Neck and Back Injury After a Low-Speed Motor Vehicle Collision

Neck and Back Injury After a Low-Speed Motor Vehicle Collision

Neck and Back Injury After a Low-Speed Motor Vehicle Collision

If you’ve felt chronic neck or back pain after what might seem like a “minor” collision because there wasn’t much damage to the cars, you might be inclined to dismiss the possibility that the crash caused serious injury. Insurance companies and defense attorneys certainly often assert that neck and back injury from a car crash without major car damage is impossible. One insurance training manual, for example, instructs claims adjustors to treat motor vehicle collisions with minimal damages as unlikely or unable to cause significant or permanent injury and to handle claims in such cases as a type of fraud.1

But medical evidence shows that the spine is far more vulnerable than a motor vehicle to the types of forces that can occur when cars collide even at low speeds. The neck, or cervical spine, is a weak part of the spine because it is supported by very little musculature. “[M]echanical forces associated with rapid acceleration and deceleration place excessive stress on the cervical spine.”2 This is the so-called “whiplash” injury that may occur when sudden, unexpected impact transmitted to the neck and upper back causes a traction force on the neck.
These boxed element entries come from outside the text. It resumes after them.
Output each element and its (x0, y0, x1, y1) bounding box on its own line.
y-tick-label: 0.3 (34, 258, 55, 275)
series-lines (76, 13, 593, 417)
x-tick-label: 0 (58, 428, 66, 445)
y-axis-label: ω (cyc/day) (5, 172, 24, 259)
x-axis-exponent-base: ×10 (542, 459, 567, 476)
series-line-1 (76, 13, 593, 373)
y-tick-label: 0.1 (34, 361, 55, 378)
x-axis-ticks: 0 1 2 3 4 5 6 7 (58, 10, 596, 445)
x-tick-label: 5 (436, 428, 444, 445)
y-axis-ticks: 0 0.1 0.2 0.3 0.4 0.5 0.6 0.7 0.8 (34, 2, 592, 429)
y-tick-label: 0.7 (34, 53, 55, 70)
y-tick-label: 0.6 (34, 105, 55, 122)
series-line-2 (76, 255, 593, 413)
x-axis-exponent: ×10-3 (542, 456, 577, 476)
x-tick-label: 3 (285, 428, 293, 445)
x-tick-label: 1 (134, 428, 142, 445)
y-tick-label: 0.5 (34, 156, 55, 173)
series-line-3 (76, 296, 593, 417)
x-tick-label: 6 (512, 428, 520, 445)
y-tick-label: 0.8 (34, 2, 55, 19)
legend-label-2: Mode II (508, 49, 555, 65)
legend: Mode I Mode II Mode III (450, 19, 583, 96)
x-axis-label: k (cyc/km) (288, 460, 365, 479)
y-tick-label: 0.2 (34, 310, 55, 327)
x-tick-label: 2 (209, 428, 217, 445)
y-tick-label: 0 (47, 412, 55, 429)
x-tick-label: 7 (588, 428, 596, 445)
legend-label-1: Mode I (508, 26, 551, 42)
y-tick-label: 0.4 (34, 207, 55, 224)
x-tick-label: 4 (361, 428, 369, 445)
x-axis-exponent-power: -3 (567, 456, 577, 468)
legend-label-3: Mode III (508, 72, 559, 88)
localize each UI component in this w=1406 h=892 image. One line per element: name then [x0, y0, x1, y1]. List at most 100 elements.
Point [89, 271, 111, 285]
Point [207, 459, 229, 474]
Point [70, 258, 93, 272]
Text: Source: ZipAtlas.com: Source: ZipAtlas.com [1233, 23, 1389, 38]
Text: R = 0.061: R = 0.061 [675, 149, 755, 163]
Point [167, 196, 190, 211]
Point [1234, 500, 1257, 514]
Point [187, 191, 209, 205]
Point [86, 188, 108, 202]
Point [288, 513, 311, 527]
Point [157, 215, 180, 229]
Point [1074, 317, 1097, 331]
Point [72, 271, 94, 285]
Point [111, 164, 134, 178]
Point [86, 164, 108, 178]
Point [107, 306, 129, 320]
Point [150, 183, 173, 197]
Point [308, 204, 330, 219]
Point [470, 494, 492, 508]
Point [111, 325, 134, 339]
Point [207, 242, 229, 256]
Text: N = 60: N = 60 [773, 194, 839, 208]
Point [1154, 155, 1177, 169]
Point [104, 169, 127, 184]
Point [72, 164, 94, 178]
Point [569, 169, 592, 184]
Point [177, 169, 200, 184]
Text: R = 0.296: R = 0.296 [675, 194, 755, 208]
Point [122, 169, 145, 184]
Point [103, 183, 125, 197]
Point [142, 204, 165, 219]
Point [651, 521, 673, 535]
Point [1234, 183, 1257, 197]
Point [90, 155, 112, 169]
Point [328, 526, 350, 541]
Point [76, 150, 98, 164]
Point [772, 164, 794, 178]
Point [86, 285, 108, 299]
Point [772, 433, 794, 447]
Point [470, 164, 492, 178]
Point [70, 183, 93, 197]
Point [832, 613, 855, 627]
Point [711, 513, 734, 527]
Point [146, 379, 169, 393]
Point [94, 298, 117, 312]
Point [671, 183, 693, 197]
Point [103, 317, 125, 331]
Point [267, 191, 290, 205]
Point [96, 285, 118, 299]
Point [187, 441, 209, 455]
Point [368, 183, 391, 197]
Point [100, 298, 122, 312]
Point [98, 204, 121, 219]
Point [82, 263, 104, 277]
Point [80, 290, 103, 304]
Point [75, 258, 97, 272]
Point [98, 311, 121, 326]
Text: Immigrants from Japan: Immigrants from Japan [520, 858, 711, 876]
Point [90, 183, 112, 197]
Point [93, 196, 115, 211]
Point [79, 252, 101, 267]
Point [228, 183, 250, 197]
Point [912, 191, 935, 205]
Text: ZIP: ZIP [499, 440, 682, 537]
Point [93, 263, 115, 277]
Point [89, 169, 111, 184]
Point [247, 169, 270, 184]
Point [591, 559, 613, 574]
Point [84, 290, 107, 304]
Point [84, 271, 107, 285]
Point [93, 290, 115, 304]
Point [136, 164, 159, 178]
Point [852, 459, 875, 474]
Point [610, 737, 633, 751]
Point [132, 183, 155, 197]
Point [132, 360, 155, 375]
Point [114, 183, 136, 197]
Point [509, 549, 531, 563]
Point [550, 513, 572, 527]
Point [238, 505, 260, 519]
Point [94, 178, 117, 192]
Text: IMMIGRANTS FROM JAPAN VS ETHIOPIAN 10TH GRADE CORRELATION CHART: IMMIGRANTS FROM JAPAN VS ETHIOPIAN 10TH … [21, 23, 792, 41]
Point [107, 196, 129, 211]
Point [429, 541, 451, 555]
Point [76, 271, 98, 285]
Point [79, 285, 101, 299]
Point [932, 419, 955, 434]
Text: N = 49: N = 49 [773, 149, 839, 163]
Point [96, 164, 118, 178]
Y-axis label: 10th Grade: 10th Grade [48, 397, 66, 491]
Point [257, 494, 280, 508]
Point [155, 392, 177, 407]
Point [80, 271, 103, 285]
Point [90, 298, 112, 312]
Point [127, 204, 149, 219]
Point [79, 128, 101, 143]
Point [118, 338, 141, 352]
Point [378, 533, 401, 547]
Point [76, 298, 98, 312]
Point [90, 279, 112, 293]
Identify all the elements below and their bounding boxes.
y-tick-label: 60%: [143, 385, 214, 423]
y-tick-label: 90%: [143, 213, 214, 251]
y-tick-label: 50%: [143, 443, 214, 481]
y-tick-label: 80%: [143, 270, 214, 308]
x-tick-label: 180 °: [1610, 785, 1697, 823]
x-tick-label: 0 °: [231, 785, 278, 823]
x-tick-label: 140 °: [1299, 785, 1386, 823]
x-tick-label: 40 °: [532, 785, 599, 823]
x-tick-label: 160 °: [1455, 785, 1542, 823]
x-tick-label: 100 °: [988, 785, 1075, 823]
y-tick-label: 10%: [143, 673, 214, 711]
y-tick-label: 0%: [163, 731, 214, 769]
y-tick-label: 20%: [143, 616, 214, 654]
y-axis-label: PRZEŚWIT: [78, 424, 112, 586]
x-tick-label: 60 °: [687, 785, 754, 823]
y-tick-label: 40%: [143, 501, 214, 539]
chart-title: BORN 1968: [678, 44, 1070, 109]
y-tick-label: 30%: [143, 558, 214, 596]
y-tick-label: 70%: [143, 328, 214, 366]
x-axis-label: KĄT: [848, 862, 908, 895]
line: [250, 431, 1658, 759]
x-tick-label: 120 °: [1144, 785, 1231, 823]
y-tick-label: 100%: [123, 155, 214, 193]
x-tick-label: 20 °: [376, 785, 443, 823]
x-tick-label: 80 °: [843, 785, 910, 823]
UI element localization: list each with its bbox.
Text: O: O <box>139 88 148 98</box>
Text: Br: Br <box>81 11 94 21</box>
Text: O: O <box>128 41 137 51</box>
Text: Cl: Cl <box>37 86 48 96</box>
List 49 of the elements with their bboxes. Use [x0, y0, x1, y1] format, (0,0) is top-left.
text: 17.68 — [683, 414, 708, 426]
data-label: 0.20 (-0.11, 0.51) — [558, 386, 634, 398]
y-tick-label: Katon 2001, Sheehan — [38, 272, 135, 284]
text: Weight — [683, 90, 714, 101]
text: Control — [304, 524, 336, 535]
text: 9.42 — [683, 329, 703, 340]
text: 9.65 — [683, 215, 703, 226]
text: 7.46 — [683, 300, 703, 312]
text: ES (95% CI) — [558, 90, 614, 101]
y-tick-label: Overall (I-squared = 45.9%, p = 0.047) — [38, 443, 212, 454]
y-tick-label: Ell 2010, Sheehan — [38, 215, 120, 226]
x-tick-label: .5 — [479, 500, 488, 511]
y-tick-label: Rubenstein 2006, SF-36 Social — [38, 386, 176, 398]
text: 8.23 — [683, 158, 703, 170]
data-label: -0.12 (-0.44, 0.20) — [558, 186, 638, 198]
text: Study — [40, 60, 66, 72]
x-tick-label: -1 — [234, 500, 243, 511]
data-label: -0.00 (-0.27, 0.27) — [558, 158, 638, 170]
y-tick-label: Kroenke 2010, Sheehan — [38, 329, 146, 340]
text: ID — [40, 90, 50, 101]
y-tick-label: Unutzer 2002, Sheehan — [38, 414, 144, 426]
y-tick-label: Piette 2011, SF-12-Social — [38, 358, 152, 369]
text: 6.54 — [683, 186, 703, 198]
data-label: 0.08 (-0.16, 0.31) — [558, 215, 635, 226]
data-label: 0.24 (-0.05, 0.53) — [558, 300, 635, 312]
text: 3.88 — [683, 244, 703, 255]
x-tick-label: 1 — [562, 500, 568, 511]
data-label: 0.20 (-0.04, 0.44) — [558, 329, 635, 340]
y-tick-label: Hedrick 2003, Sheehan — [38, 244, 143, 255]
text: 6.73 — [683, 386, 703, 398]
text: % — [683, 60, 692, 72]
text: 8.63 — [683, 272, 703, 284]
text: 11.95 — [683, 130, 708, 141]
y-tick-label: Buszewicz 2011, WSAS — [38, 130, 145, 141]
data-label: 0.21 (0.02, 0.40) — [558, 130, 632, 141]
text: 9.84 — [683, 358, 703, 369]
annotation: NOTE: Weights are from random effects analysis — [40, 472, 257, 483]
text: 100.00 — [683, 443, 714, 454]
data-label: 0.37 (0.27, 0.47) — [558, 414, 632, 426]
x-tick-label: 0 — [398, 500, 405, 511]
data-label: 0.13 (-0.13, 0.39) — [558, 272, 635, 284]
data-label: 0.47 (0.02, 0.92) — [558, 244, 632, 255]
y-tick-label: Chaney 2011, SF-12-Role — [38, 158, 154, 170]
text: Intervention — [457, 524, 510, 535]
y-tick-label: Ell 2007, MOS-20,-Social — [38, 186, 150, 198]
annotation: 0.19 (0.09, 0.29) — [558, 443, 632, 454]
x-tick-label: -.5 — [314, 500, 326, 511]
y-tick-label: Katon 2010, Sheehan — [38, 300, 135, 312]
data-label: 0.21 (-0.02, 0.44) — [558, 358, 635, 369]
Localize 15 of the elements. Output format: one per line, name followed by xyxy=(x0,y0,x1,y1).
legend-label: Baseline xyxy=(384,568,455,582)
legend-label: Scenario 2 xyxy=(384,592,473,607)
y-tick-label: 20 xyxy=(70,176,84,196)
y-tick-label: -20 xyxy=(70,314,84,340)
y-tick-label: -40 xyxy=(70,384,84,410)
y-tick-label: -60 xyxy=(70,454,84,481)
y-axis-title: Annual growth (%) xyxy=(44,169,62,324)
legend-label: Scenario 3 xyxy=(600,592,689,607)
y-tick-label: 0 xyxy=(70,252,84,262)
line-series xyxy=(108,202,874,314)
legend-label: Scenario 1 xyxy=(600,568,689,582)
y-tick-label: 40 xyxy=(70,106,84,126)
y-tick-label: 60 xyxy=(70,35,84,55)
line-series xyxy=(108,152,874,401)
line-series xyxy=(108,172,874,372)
“The cervical spine initially develops an S-shape curvature and then progresses to a C-shape curvature during whiplash. The [lower cervical spine] is at risk for extension injury during both the S-shape and C-shape phases of whiplash [and] the potential for [upper cervical spine] extension injury exists at higher impact accelerations.”3 Thus, even at low speeds, force applied to the spine is quite capable of causing harm to a person even if the same force has a little apparent effect on metal, plastic, concrete, or other materials. In fact, a “substantial number of injuries are reported in crashes of severities that are unlikely to result in significant property damage.”4

facet-joint back injury

Similarly, apparently minor injury to the spine’s facet joints can be a source of persistent neck and low back pain. The facet joints are the connections between the bones of the spine. They allow the spine to spend and twist and keep the back from slipping too far forward or twisting without limits.5 “Trauma to the facets, particularly when there are pre-existing degenerative changes, may [cause] many of the symptoms following hyperextension injury to the spine.”6 The “cervical facet joint is the most common source of chronic neck pain after a whiplash injury.”7

Unfortunately, “reliable diagnosis of facet joint pain [can be difficult], due to the inability of physical examination, clinical symptoms, radiologic evaluation, and nerve conduction studies to provide a reliable diagnosis.”8 A misdiagnosis of soft tissue injury based on the “minor” trauma of a low-speed collision that has actually caused a spine injury can leave a patient with significant discomfort and decreased ability even after lengthy physical therapy.

Thinking that serious injury cannot have happened simply because it doesn’t seem possible from the apparent degree of trauma is a mistake. If you or a loved one are facing such a situation, it’s a mistake that you shouldn’t make. Consult a doctor experienced in neck and back injuries. You may also wish to contact an experienced personal injury lawyer for an initial consultation at no cost to you.

1. Arthur C. Croft & Michael D. Freeman, Correlating Crash Severity with Injury Risk, Injury Severity, and Long-Term Symptoms in Low Velocity Motor Vehicle Collisions, 11 Med. Sci. Monitor 316, 317 (2005) [hereinafter Correlating Crash Severity].
2. Vert Mooney, MD, Understanding Whiplash Injury and Maximizing Recovery, 14 J. Musculoskeletal Med 71, 71 (1997).
3. M. Panjabi, et al., Cervical Spine Curvature During Simulated Whiplash, 19 J. Clin. Biomechanics 8 (2004).
4. Correlating Crash Severitysupra n.1, at 320 (2005).
5. Cedars-Sinai, Facet Joint Syndrome
6. Lawrence S. Nordhoff, Jr., Motor Vehicle Collision Injuries: Biomechanics, Diagnosis, and Management 175.
7. Jerome Schofferman, MD, Nikolai Bogduk, MD, & Paul Slosar, MD, Chronic-Whiplash and Whiplash-Associated Disorders: An Evidence-Based Approach, 15 J. Am. Academy of Orthopaedic Surgeons 596, 596 (2007).
8. Laxmaiah Manchikanti, MD, Influence of Psychological Variables on the Diagnosis of Facet Joint Involvement in Chronic Spinal Pain, 11 Pain Physician 145, 145 (2008).